How much do founders pay themslves? - echan00

how do founders figure out how much to pay themselves?
======
nostrademons
Usually as little as they can and still live on.

The way a financier thinks about it, a stock is worth the discounted value of
all future earnings. The less it pays its founders, the more it earns in
profits. Normally this is a bad trade for employees, because they own a tiny
portion of the company and their share of those earnings will never hope to
equal the money they're giving up in salaries. But founders usually own a big
chunk of the company - any money it saves goes straight to its bottom line,
and any improvements to the bottom line go straight to their net worth. As a
founder, you usually make far more from increases in the stock price than you
can from salary.

The way a founder the thinks about it, your runway is cash in the bank over
total expenses. How long do you have before your dream dies? If you can pay
yourself half as much, it'll last twice as long, and maybe get off the ground
in the process. Note that this calculation often changes if you take venture
capital, because then founder salaries are a comparatively smaller portion of
the burn rate.

The way a prospective employee thinks about it - if you as a founder take a
low salary, it's a signal that you're in this for the long haul and are
looking for more than your own personal gain. I am far more likely to work
hard for a person that is trying to change the world than I am for a person
that is trying to get rich.
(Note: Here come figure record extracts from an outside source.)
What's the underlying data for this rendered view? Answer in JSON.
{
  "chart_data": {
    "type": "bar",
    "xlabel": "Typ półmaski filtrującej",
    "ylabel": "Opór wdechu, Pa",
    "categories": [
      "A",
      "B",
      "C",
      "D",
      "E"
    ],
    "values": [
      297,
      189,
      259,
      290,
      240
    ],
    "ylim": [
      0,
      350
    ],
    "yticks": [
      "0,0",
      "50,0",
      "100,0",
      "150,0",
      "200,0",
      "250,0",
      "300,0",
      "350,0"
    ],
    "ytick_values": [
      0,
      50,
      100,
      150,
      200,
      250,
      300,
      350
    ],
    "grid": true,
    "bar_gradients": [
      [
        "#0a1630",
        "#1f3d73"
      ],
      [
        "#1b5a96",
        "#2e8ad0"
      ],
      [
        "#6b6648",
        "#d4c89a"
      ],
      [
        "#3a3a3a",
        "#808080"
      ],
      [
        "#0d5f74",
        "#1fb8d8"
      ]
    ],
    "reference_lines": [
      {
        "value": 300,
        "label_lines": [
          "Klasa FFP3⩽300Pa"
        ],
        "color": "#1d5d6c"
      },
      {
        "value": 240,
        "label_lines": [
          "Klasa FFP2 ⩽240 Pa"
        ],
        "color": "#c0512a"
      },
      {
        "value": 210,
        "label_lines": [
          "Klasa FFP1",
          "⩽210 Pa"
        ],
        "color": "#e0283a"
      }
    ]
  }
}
Conversely, if you're just trying to bleed the
company dry, why should I not try to bleed the company dry too? Taking a low
salary sets a cultural expectation that can be very important to the start-
up's long-term success.

------
panotpon
This is a general question that requires breadth of answers. Most will differ
base on the stage of your start-up. Some will be geographical. My case: I
started off didn't pay myself at all. Hired a guy. Fired him. Assume his
responsibilities and his pay. Investors are okay with it.